The picture was darling, a tuckered-out yellow puppy curled into a ball on a blue pillow. Grace held out a finger as if she could touch the dog from her seat. “Okay, good.” 

“So yoga-dude.” 

“Was awful. It was all terrible. And the worst part was that even as I prided myself for being strong and healthy, and helping other people recover, I couldn’t seem to do it.” 

“You were in love with him.” Tox wasn’t that fond of what he felt inside when he said it. 

“That’s the weirdest part,” said Grace. “I was. But I realized the person I loved had never existed, and it was more like mourning a death, in a way. I’d been with him for four years, and I’d never had the foggiest idea who he was.” 

“That sucks.” 

“It did.”

He wondered if they’d had good sex. Or was it great? 

He stood, setting his mug next to hers, needing to move around, distribute some of the tension that ached in his bones. 

Grace pulled up her knees again. “What about you, though? Long history of girls chasing you around the fire station?” 

“Nah. I tend to meet the ones who spiral out of control after the first date. Because of that, I don’t really
do
relationships. You know.” He touched the
nicho
and turned. 

“I do.” Grace looked at him, and their gazes tangled for one long moment. 

Tox felt something build inside him. A determination of sorts. But it was blended with heated excitement, a fine tremor that made his hands feel jittery. “I should go.” 

She stood, too. 

“Thanks for the tea.” Instead of moving away, though, he came forward the two steps it took to get close to her. Tox lifted a hand and carefully, slowly, so as not to spook her, touched the strand of hair that kept falling over her eye. “Would hanging out with you make me healthier?” 

“Probably.” She tilted her head to the side and rubbed her cheek against his hand. “You
should
probably leave.
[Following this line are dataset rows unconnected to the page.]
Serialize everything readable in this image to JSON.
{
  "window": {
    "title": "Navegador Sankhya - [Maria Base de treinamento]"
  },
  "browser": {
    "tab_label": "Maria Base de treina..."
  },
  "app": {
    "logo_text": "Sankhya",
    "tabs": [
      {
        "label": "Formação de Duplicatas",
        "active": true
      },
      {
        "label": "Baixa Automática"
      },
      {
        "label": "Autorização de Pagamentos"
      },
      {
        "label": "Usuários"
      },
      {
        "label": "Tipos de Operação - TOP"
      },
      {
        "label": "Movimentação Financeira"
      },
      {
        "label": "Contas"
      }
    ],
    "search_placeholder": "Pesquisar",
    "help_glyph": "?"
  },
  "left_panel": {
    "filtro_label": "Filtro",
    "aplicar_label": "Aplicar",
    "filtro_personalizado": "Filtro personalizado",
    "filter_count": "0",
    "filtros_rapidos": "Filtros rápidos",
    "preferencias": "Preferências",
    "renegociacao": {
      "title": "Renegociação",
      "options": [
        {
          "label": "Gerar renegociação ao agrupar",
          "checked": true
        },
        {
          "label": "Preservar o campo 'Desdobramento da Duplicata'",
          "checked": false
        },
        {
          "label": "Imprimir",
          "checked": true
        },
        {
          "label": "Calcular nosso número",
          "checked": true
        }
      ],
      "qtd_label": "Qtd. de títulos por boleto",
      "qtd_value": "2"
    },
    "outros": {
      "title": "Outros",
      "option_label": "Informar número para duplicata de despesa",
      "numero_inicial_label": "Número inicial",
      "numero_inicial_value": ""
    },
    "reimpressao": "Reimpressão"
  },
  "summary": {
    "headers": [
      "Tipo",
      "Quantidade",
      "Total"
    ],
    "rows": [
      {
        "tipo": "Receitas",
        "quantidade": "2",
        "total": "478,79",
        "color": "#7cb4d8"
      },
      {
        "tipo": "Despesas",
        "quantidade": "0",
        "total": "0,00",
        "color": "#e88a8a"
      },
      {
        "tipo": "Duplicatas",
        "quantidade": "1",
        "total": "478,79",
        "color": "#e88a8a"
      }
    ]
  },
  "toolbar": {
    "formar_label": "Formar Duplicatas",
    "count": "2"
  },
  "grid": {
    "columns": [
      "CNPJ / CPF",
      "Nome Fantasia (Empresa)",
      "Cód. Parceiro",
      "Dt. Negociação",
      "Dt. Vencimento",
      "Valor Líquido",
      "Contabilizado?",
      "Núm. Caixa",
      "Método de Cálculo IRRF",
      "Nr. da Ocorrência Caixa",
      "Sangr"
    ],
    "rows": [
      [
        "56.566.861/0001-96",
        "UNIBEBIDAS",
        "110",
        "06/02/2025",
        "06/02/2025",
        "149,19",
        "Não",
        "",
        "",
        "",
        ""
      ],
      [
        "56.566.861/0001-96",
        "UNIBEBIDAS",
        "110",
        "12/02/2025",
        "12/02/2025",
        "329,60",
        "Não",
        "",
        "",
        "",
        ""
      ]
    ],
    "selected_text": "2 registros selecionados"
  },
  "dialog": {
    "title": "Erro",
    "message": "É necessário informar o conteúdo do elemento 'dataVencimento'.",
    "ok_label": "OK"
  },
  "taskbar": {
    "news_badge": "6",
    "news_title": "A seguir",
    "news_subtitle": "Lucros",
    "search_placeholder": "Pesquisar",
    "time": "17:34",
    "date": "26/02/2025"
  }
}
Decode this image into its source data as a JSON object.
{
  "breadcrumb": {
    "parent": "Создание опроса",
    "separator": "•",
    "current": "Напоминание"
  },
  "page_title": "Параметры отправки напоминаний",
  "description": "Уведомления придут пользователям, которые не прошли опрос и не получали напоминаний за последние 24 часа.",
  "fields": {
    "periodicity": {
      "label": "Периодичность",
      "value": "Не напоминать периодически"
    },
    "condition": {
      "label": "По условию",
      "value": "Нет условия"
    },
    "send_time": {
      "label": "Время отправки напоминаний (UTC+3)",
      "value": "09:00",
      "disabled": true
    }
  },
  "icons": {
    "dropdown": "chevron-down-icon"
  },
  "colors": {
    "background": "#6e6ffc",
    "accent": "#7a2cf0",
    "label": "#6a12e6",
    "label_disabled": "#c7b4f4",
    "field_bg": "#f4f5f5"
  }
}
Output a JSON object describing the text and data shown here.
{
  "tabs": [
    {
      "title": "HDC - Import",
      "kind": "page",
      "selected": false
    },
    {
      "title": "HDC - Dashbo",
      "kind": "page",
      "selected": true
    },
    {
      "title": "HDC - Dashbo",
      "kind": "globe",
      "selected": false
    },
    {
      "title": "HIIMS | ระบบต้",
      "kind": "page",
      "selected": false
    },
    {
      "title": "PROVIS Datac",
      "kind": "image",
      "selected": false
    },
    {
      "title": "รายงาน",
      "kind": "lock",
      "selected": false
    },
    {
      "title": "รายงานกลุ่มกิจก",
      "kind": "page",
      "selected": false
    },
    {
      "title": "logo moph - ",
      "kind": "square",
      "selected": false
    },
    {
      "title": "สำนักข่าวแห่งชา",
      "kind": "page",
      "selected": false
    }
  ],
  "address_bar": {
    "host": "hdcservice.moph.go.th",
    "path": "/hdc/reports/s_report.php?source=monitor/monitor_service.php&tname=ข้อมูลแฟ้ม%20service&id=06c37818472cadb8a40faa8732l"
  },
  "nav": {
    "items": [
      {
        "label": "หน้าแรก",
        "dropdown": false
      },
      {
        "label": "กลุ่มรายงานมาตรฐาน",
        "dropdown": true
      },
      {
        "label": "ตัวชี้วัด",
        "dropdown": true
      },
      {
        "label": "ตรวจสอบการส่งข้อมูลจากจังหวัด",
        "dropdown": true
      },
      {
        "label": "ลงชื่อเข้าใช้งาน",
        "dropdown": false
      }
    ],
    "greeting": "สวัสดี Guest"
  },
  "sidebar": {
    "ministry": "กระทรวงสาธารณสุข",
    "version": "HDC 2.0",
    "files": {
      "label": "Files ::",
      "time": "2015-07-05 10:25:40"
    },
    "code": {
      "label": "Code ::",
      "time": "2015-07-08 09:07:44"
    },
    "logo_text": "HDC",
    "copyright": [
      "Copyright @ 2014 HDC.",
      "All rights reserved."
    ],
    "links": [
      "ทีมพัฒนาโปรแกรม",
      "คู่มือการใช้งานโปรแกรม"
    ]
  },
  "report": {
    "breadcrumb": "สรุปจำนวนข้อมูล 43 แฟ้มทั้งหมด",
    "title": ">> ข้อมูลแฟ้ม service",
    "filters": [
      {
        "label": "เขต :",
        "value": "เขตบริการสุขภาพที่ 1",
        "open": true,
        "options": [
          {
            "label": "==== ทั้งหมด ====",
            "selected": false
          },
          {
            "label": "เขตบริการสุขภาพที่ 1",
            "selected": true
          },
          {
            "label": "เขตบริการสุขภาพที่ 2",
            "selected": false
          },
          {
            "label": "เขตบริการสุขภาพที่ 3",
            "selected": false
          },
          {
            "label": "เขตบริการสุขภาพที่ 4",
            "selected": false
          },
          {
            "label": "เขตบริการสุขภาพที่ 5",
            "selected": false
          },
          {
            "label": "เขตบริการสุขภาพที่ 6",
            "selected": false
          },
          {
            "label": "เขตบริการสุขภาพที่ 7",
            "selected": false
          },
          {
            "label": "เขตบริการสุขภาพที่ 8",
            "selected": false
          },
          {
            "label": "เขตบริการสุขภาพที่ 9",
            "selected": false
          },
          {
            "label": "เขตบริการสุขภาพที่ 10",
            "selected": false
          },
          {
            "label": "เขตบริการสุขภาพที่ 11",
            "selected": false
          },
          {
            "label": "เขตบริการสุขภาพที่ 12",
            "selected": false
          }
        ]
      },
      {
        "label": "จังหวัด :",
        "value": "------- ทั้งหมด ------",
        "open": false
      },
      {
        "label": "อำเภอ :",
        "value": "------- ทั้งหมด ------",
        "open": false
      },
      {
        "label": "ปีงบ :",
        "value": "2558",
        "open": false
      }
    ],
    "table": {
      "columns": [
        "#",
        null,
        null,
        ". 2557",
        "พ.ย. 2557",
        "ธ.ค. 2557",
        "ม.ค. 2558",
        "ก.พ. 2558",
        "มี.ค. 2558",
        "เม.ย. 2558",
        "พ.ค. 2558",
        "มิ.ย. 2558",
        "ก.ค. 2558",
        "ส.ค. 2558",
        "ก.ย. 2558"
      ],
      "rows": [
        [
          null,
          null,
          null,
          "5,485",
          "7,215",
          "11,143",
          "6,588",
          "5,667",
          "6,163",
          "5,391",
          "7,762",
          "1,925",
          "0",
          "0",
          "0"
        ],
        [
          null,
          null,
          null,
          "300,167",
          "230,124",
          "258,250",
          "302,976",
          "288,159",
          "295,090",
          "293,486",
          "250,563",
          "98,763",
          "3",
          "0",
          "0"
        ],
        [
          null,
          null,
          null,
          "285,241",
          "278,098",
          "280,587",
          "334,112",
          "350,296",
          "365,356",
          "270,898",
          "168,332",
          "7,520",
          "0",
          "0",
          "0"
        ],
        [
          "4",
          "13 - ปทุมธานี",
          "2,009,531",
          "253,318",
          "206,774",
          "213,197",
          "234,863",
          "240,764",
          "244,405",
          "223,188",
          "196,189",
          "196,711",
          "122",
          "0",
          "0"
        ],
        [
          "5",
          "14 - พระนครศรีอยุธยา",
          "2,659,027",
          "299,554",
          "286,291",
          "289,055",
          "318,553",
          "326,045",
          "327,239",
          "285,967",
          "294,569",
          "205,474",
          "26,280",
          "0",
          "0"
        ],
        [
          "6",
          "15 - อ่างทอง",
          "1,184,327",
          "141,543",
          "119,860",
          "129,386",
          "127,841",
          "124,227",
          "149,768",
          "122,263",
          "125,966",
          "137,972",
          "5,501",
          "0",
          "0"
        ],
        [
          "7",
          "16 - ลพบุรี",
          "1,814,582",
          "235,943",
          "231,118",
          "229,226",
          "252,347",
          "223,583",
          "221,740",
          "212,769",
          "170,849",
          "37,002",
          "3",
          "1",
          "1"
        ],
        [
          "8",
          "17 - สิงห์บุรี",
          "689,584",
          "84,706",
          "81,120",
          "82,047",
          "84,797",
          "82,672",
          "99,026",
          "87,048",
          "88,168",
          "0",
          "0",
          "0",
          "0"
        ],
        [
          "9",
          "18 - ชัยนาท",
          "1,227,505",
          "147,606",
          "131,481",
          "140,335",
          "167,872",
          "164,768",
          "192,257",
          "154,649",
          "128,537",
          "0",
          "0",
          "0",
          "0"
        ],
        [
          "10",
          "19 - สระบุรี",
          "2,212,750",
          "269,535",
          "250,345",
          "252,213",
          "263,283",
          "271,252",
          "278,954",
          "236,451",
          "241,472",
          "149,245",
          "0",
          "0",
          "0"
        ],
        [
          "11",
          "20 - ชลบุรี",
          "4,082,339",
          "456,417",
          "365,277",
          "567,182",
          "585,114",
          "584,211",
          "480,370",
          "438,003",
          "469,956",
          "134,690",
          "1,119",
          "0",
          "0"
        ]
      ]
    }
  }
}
You’re bad for me.” 

He could be so much worse for her, she had no idea. The guys called him the Angel of Death for a reason. Wherever he was, chaos came roaring in right behind. He ran the back of his fingers down the slope of her jaw, and let his thumb rest where it had wanted to all night, right on the plumpest part of her lower lip, exactly where he wanted to taste it again. “You’re probably right.” 

“Obviously. Your nickname is Toxic.” 

“I helped save your sister. Doesn’t that make me good for something?” 

Oh, shoot. Wrong words, wrong phrase. Her eyes widened, and he saw the incident flash in front of her again.